Com o desmatamento em regiões de terras secas, os solos se tornam impermeáveis, os aquíferos secam, a biodiversidade é eliminada, as doenças e pragas proliferam, a produção se inviabiliza economicamente e a pobreza aumenta 3. Com a restauração do ecossistema, percorre-se o caminho inverso. Assim, conservar o que existe e restaurar o que foi degradado é essencial para a produção na região.
4. Qual é a importância da diversidade e da rotação de culturas?
A agricultura em regiões semiáridas implementa a integração e a rotação de culturas há muito tempo. A diversificação e a rotação de culturas, junto com a manutenção dos ecossistemas naturais do entorno, são responsáveis pela redução na incidência de doenças e pragas e, principalmente, pela manutenção de matéria orgânica diversa no solo 4. Essa matéria orgânica assegura o funcionamento do solo por meio da fixação de moléculas de água e da manutenção de condições para as atividades biológicas.
A diversificação e rotação de culturas deve ser aplicada para culturas anuais, como legumes e hortaliças ou para plantas forrageiras, que também servem de alimento para o gado, como sorgo, milho e feijão. A diversificação também deve ser implementada na produção de culturas perenes, como goiaba, umbu, manga e demais frutíferas. Do ponto de vista econômico, as técnicas de diversificação e rotação de culturas aumentam as chances de comercialização dos produtos e protegem os produtores.
5. Produção em sequeiro e irrigada: é possível combiná-las?
O plantio em sequeiro é utilizado em regiões áridas e semiáridas e pode ser combinado com cultivos irrigados, muito mais comuns em todo o mundo. A agricultura de sequeiro é muito dependente das chuvas ou das margens de reservatórios quando estão secando — o chamado plantio de vazante. Seu maior benefício é não exigir o abastecimento de água artificial, o que significa redução de custos com irrigação.

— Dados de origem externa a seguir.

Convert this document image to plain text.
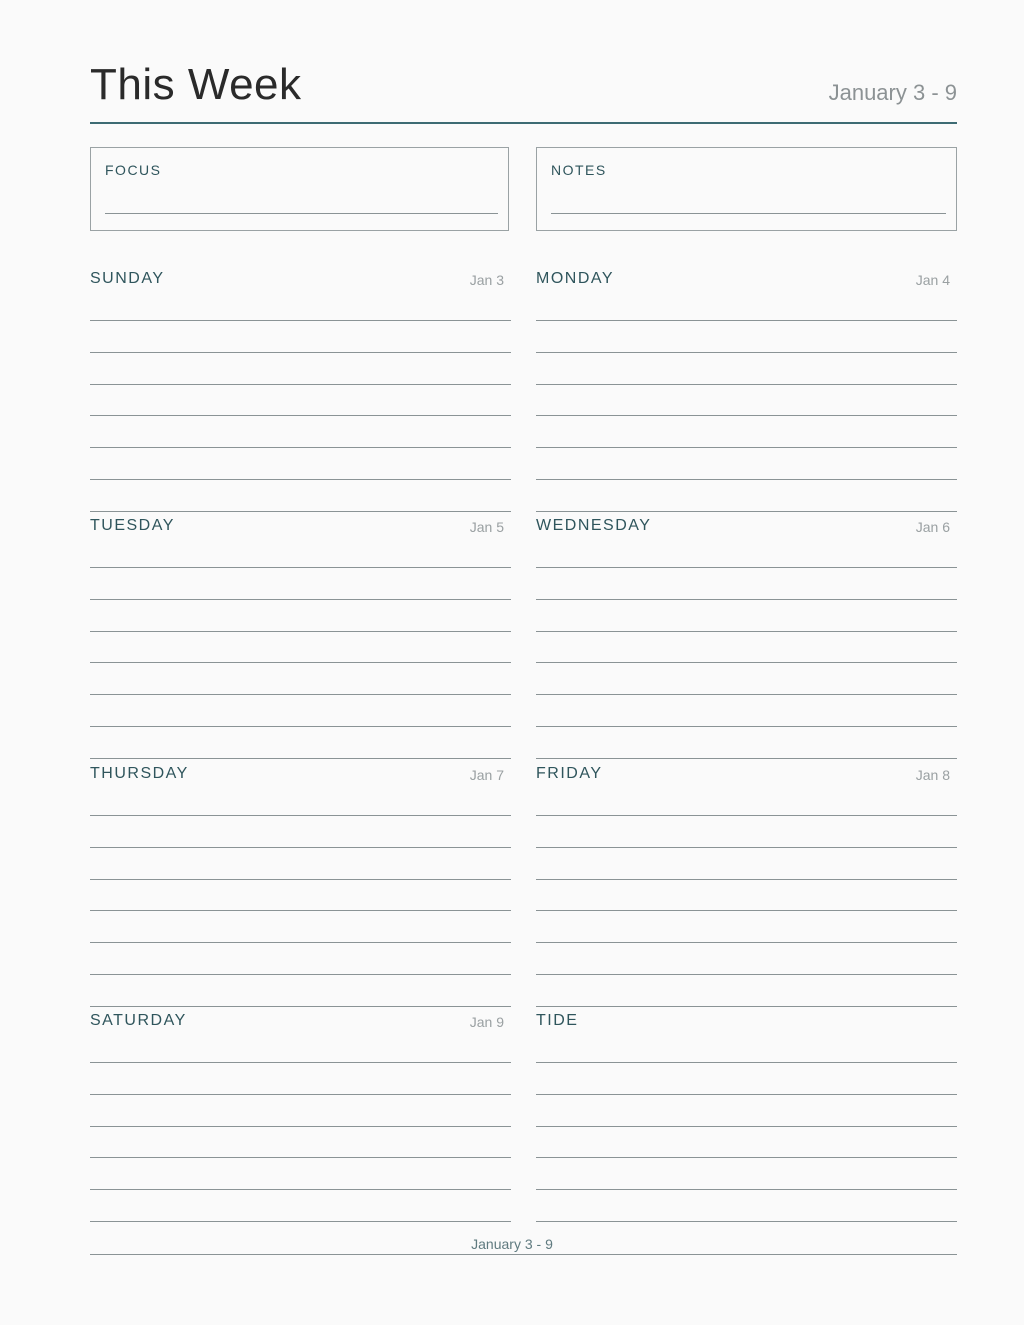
This Week	January 3 - 9
FOCUS	NOTES
SUNDAY	Jan 3 MONDAY	Jan 4
TUESDAY	Jan 5 WEDNESDAY	Jan 6
THURSDAY	Jan 7 FRIDAY	Jan 8
SATURDAY	Jan 9 TIDE
January 3 - 9
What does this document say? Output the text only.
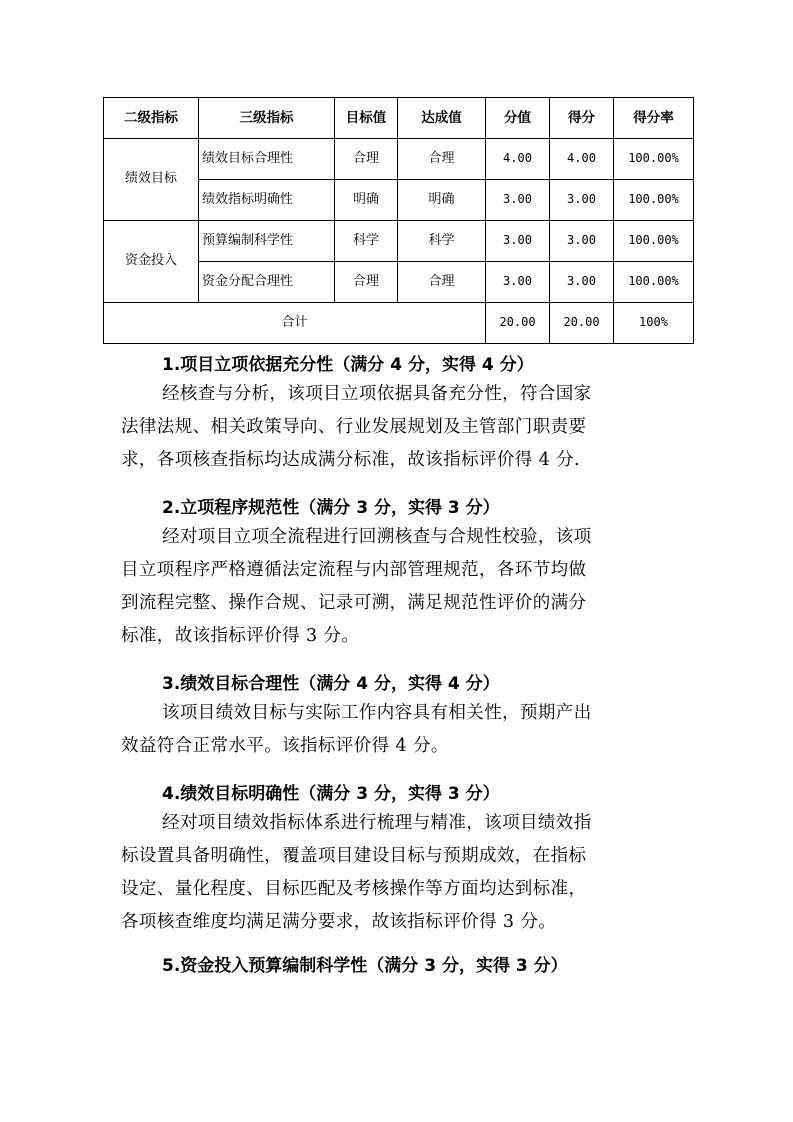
二级指标	三级指标	目标值	达成值	分值	得分	得分率
绩效目标	绩效目标合理性	合理	合理	4.00	4.00	100.00%
	绩效指标明确性	明确	明确	3.00	3.00	100.00%
资金投入	预算编制科学性	科学	科学	3.00	3.00	100.00%
	资金分配合理性	合理	合理	3.00	3.00	100.00%
合计				20.00	20.00	100%
1.项目立项依据充分性（满分 4 分，实得 4 分）
经核查与分析，该项目立项依据具备充分性，符合国家
法律法规、相关政策导向、行业发展规划及主管部门职责要
求，各项核查指标均达成满分标准，故该指标评价得 4 分.
2.立项程序规范性（满分 3 分，实得 3 分）
经对项目立项全流程进行回溯核查与合规性校验，该项
目立项程序严格遵循法定流程与内部管理规范，各环节均做
到流程完整、操作合规、记录可溯，满足规范性评价的满分
标准，故该指标评价得 3 分。
3.绩效目标合理性（满分 4 分，实得 4 分）
该项目绩效目标与实际工作内容具有相关性，预期产出
效益符合正常水平。该指标评价得 4 分。
4.绩效目标明确性（满分 3 分，实得 3 分）
经对项目绩效指标体系进行梳理与精准，该项目绩效指
标设置具备明确性，覆盖项目建设目标与预期成效，在指标
设定、量化程度、目标匹配及考核操作等方面均达到标准，
各项核查维度均满足满分要求，故该指标评价得 3 分。
5.资金投入预算编制科学性（满分 3 分，实得 3 分）
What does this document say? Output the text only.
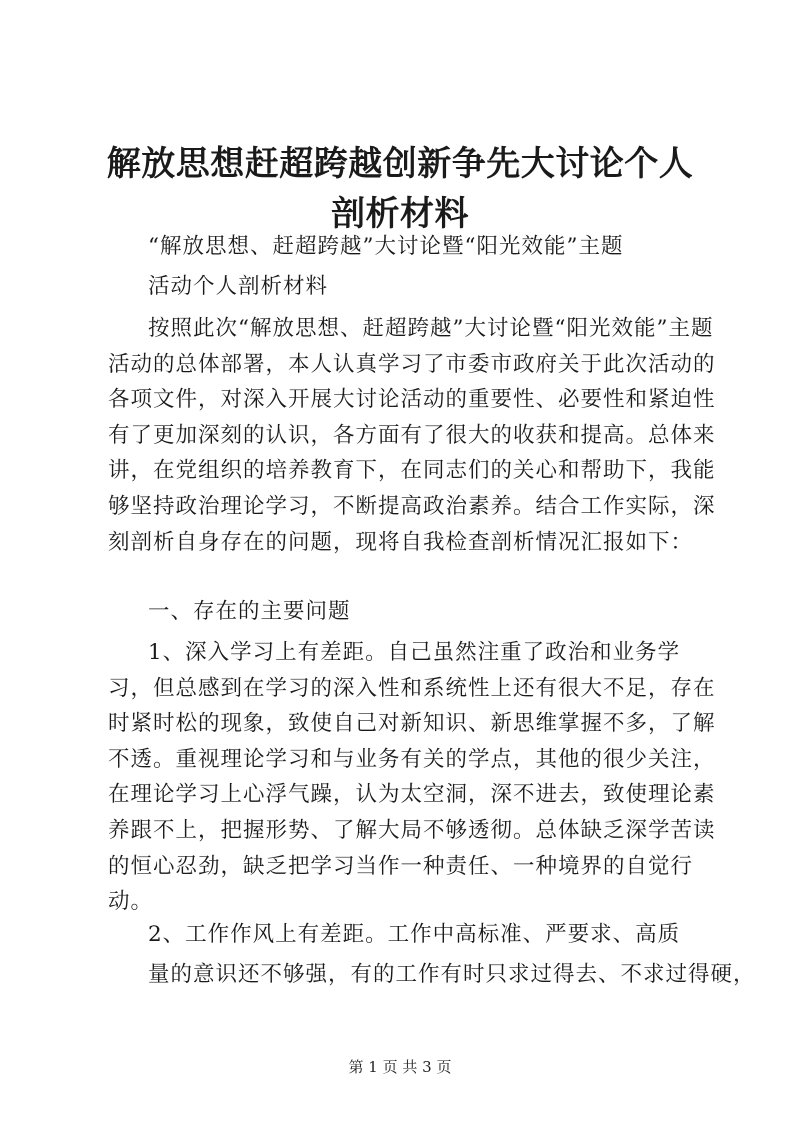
解放思想赶超跨越创新争先大讨论个人剖析材料
“解放思想、赶超跨越”大讨论暨“阳光效能”主题
活动个人剖析材料
按照此次“解放思想、赶超跨越”大讨论暨“阳光效能”主题活动的总体部署，本人认真学习了市委市政府关于此次活动的各项文件，对深入开展大讨论活动的重要性、必要性和紧迫性有了更加深刻的认识，各方面有了很大的收获和提高。总体来讲，在党组织的培养教育下，在同志们的关心和帮助下，我能够坚持政治理论学习，不断提高政治素养。结合工作实际，深刻剖析自身存在的问题，现将自我检查剖析情况汇报如下：
一、存在的主要问题
1、深入学习上有差距。自己虽然注重了政治和业务学习，但总感到在学习的深入性和系统性上还有很大不足，存在时紧时松的现象，致使自己对新知识、新思维掌握不多，了解不透。重视理论学习和与业务有关的学点，其他的很少关注，在理论学习上心浮气躁，认为太空洞，深不进去，致使理论素养跟不上，把握形势、了解大局不够透彻。总体缺乏深学苦读的恒心忍劲，缺乏把学习当作一种责任、一种境界的自觉行动。
2、工作作风上有差距。工作中高标准、严要求、高质
量的意识还不够强，有的工作有时只求过得去、不求过得硬，
第 1 页 共 3 页
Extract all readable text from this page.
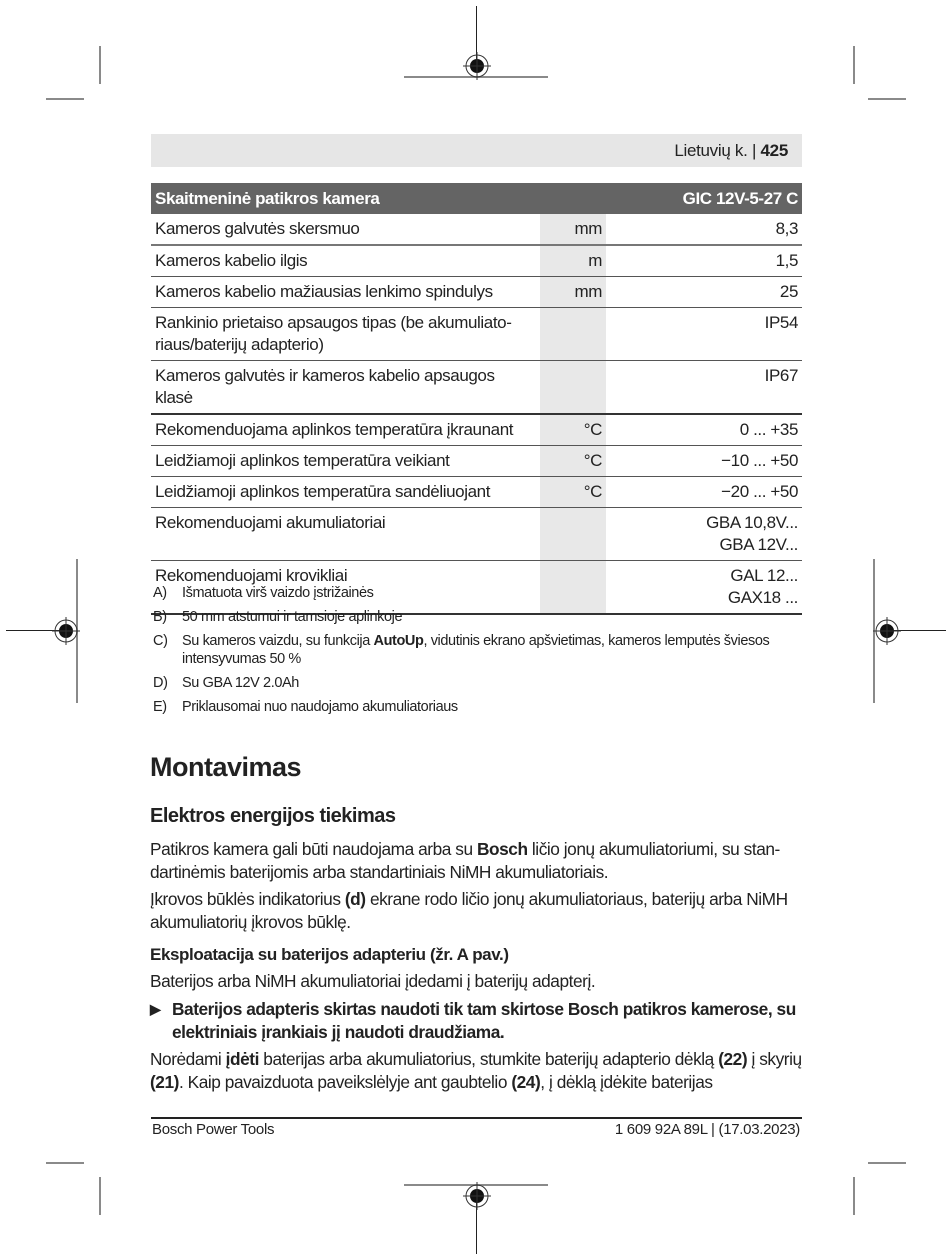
Lietuvių k. | 425
Skaitmeninė patikros kamera		GIC 12V-5-27 C
Kameros galvutės skersmuo	mm	8,3
Kameros kabelio ilgis	m	1,5
Kameros kabelio mažiausias lenkimo spindulys	mm	25
Rankinio prietaiso apsaugos tipas (be akumuliato-
riaus/baterijų adapterio)		IP54
Kameros galvutės ir kameros kabelio apsaugos klasė		IP67
Rekomenduojama aplinkos temperatūra įkraunant	°C	0 ... +35
Leidžiamoji aplinkos temperatūra veikiant	°C	−10 ... +50
Leidžiamoji aplinkos temperatūra sandėliuojant	°C	−20 ... +50
Rekomenduojami akumuliatoriai		GBA 10,8V...
GBA 12V...
Rekomenduojami krovikliai		GAL 12...
GAX18 ...
A)	Išmatuota virš vaizdo įstrižainės
B)	50 mm atstumui ir tamsioje aplinkoje
C) Su kameros vaizdu, su funkcija AutoUp, vidutinis ekrano apšvietimas, kameros lemputės šviesos intensyvumas 50 %
D) Su GBA 12V 2.0Ah
E)	Priklausomai nuo naudojamo akumuliatoriaus
Montavimas
Elektros energijos tiekimas

Patikros kamera gali būti naudojama arba su Bosch ličio jonų akumuliatoriumi, su stan-dartinėmis baterijomis arba standartiniais NiMH akumuliatoriais.

Įkrovos būklės indikatorius (d) ekrane rodo ličio jonų akumuliatoriaus, baterijų arba NiMH akumuliatorių įkrovos būklę.

Eksploatacija su baterijos adapteriu (žr. A pav.)

Baterijos arba NiMH akumuliatoriai įdedami į baterijų adapterį.

▶ Baterijos adapteris skirtas naudoti tik tam skirtose Bosch patikros kamerose, su elektriniais įrankiais jį naudoti draudžiama.

Norėdami įdėti baterijas arba akumuliatorius, stumkite baterijų adapterio dėklą (22) į skyrių (21). Kaip pavaizduota paveikslėlyje ant gaubtelio (24), į dėklą įdėkite baterijas

Bosch Power Tools	1 609 92A 89L | (17.03.2023)
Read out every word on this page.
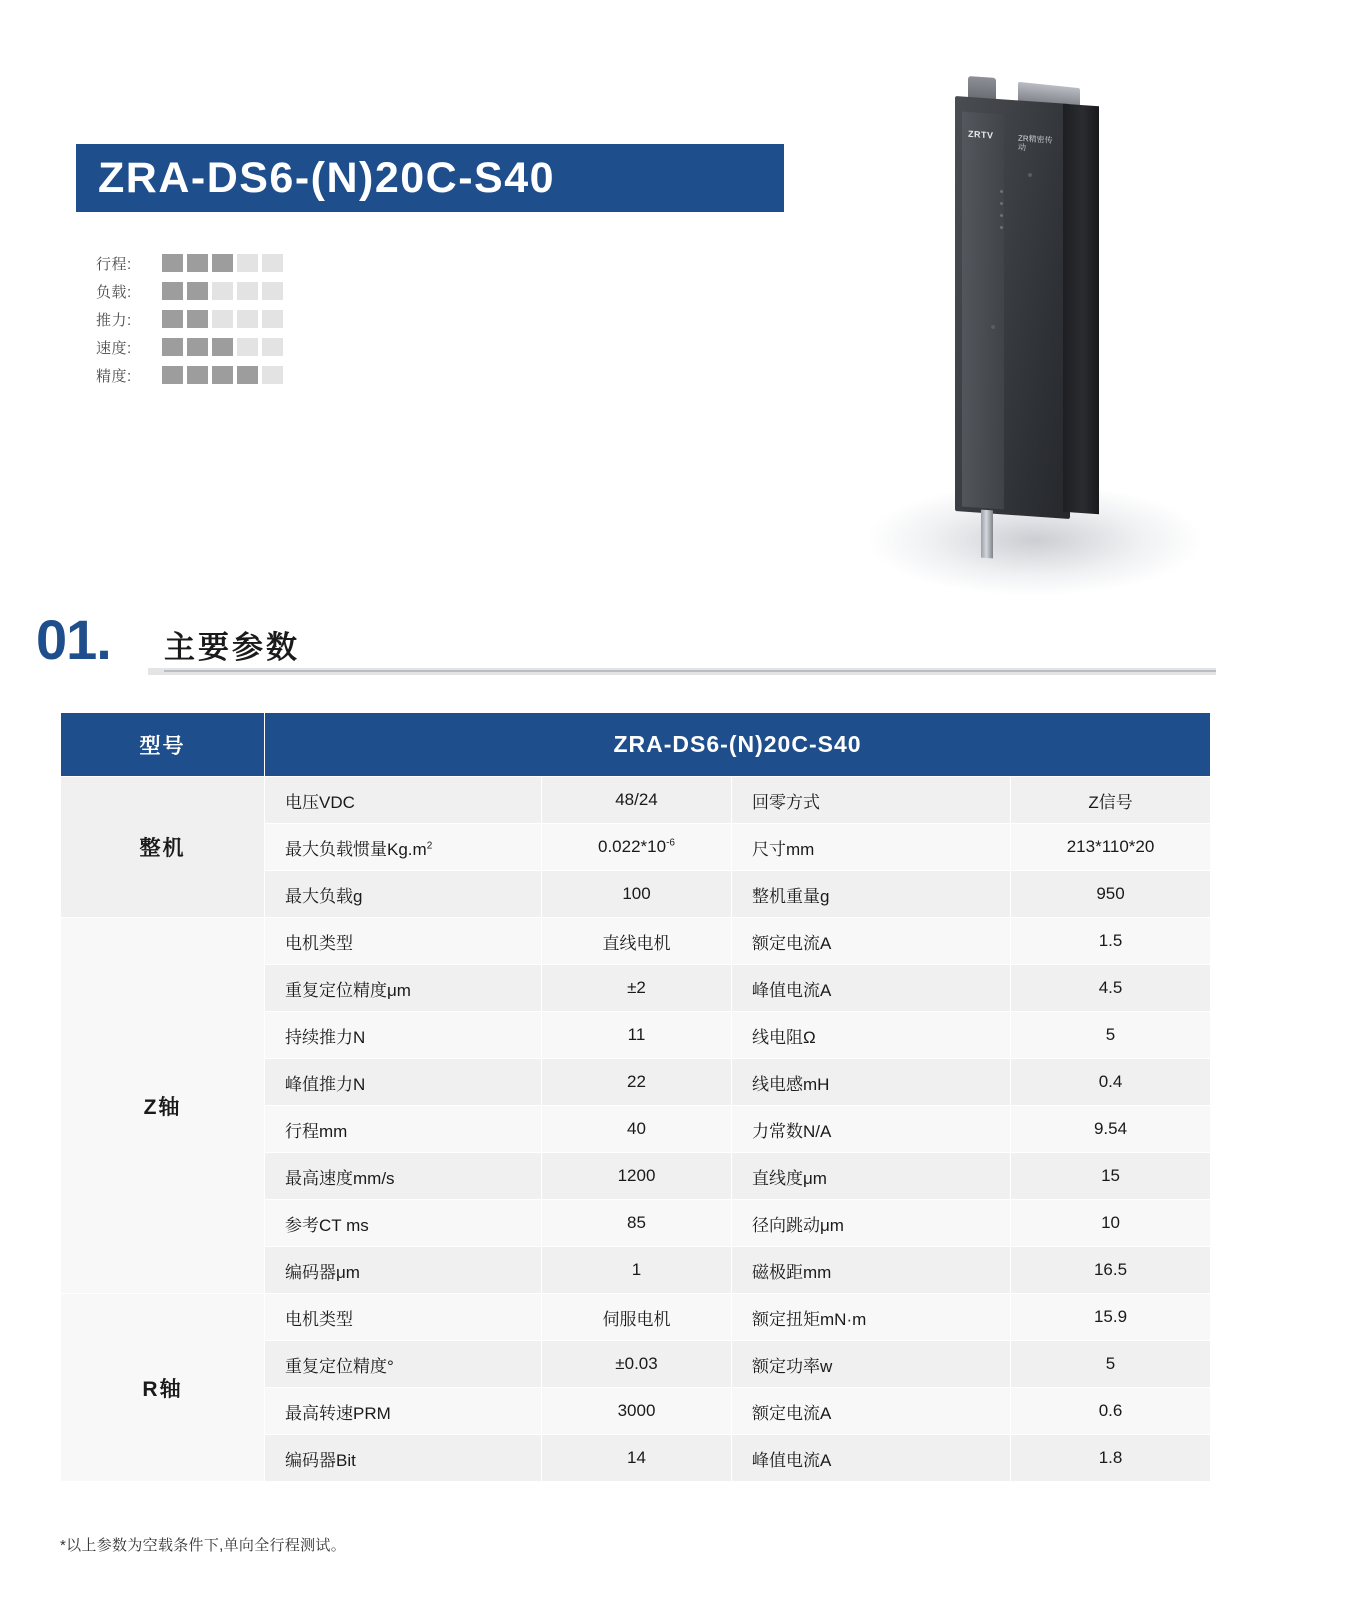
ZRA-DS6-(N)20C-S40
行程:
负载:
推力:
速度:
精度:
ZRTV	ZR精密传动
01. 主要参数
型号	ZRA-DS6-(N)20C-S40			
整机	电压VDC	48/24	回零方式	Z信号
	最大负载惯量$Kg.m^2$	$0.022*10^{-6}$	尺寸mm	213*110*20
	最大负载g	100	整机重量g	950
Z轴	电机类型	直线电机	额定电流A	1.5
	重复定位精度μm	±2	峰值电流A	4.5
	持续推力N	11	线电阻Ω	5
	峰值推力N	22	线电感mH	0.4
	行程mm	40	力常数N/A	9.54
	最高速度mm/s	1200	直线度μm	15
	参考CT ms	85	径向跳动μm	10
	编码器μm	1	磁极距mm	16.5
R轴	电机类型	伺服电机	额定扭矩mN·m	15.9
	重复定位精度°	±0.03	额定功率w	5
	最高转速PRM	3000	额定电流A	0.6
	编码器Bit	14	峰值电流A	1.8
*以上参数为空载条件下,单向全行程测试。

Já a produção irrigada deve contemplar inicialmente o tipo de aquífero disponível na propriedade. Imóveis rurais que contam apenas com reservatórios com grande lâmina d’água precisam utilizar a água rapidamente para minimizar perdas com evaporação, priorizando as culturas anuais, também chamadas de ciclo curto. Já imóveis que contam com poços artesianos ou reservatórios, em que é possível utilizar água ao longo do ano, podem diversificar a produção com culturas perenes. Qualquer que seja a estratégia, a irrigação deve garantir o aproveitamento absoluto da água disponível.
6. Por que fomentar a interação lavoura-pecuária?
A interação lavoura-pecuária adiciona um componente de reciclagem no sistema de produção. Além de fornecer alimento para o gado por meio do pastejo direto após a colheita, a prática permite a adubação de baixo custo do solo com urina e esterco. No ciclo da próxima cultura, o solo será beneficiado com nitrogênio e matéria orgânica. Nesse sistema, a compactação gerada pelos animais não é um problema sério, pois o solo acaba sendo revolvido mecanicamente antes do plantio.
A qualidade do gado a interagir com o cultivo também é crucial. Na Caatinga, recomenda-se a criação de animais de menor porte — que consomem menores quantidades de biomassa por dia, mas que produzem proporcionalmente o mesmo que animais de maior porte. Um exemplo é o das pequenas vacas leiteiras mestiças Jersey x Holandês, que mantêm uma alta produtividade de leite por unidade de área, criadas no sistema de interação lavoura-pecuária no Cariri paraibano. É preciso também eliminar o mito de que gado bom é gado rústico, principalmente se ele for pouco produtivo.
BIBLIOGRAFIA
Araujo, H.F.P., Machado, C.C., Pareyn, F.C., Nascimento, N.F, Araújo, L.D.A., Borges, L.A.A., Santos, B.A., Beirigo, R.M., Vasconcellos, A., Dias, B.O., Alvarado, F., Silva, J.M.C., 2021. A sustainable agricultural landscape model for tropical drylands. Land Use Policy, v. 100, 104913.
Baumhardt, R.L., Anderson, R.L., 2006. Crop Choices and Rotation Principles. In: Agronomy Monograph, Dryland Agriculture. American Society of Agronomy, Crop Science Society of America, Soil Science Society of America, pp. 141–194.